Speech Synthesis Markup Language (SSML) is a W3C standard that provides an XML-based way to control text-to-speech output. It allows developers to annotate text with instructions for pronunciation, pauses, emphasis, speaking rate, pitch, and language switching.

SSML support levels

TTS providers offer varying levels of SSML support:

  • Full SSML: pauses, pronunciation (IPA/phonemes), language switching, prosody control
  • Basic SSML: pauses and emphasis only
  • None: plain text input only, the engine handles all prosody decisions

When SSML matters

SSML is most valuable for handling edge cases that neural models still struggle with: abbreviations (is “Dr.” a doctor or a drive?), foreign proper nouns, precise pause timing in IVR menus, and mixed-language content.

Frequently Asked Questions

What is SSML?

SSML (Speech Synthesis Markup Language) is a W3C standard XML-based markup language that controls how TTS engines process and speak text. It allows developers to specify pronunciation, pauses, emphasis, speed, pitch, and language switching.

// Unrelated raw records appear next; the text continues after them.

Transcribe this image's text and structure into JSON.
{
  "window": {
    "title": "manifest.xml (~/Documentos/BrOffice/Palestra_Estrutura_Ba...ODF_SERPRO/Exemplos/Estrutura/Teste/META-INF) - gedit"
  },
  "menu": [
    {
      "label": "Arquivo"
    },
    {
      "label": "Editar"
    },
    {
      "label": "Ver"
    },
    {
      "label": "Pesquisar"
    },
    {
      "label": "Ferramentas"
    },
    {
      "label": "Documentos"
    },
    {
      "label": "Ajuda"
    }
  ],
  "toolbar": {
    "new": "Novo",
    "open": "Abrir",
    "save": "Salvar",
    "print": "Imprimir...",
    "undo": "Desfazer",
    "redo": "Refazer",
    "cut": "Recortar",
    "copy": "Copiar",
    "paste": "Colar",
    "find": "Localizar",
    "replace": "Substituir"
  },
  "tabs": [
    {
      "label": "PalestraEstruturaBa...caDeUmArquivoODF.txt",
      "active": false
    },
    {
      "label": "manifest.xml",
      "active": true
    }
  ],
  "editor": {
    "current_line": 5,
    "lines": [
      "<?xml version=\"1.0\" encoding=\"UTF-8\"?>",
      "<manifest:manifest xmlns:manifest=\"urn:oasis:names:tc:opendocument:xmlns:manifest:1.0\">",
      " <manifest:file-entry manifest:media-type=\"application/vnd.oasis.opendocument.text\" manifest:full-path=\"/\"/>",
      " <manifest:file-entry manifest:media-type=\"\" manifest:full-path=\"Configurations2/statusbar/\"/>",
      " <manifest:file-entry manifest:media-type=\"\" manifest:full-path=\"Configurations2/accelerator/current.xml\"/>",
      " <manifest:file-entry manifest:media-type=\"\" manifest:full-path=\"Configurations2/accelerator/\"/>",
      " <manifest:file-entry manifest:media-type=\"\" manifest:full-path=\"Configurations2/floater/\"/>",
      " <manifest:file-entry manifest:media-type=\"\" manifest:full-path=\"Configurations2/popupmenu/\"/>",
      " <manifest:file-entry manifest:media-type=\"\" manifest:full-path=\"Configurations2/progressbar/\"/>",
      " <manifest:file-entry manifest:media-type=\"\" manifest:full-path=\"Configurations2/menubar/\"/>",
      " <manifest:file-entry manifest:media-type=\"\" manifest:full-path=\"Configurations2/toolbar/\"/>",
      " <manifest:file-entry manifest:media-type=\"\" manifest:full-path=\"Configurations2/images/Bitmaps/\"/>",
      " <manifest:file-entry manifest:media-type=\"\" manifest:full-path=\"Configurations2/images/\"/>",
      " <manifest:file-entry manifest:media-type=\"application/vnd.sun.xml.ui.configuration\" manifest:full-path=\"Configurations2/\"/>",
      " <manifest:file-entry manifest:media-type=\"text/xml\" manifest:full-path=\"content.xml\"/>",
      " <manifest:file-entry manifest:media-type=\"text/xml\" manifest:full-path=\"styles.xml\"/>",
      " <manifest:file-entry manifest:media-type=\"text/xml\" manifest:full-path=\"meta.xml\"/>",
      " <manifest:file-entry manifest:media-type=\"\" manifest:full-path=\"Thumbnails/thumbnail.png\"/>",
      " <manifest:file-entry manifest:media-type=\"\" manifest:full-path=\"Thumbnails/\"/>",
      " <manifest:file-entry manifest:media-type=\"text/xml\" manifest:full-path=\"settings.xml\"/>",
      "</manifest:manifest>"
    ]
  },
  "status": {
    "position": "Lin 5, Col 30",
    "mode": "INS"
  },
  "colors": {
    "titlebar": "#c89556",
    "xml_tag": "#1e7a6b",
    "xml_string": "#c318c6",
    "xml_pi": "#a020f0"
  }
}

Do all TTS APIs support SSML?

Support varies. Some providers offer full SSML support (pauses, pronunciation, language switching), others support only basic features (pauses and emphasis), and some accept plain text only with no SSML.

Is SSML still relevant with neural TTS?

Neural TTS models handle prosody and pronunciation better than traditional systems, reducing the need for explicit SSML control. However, SSML remains useful for edge cases like abbreviations, foreign words, and precise timing control.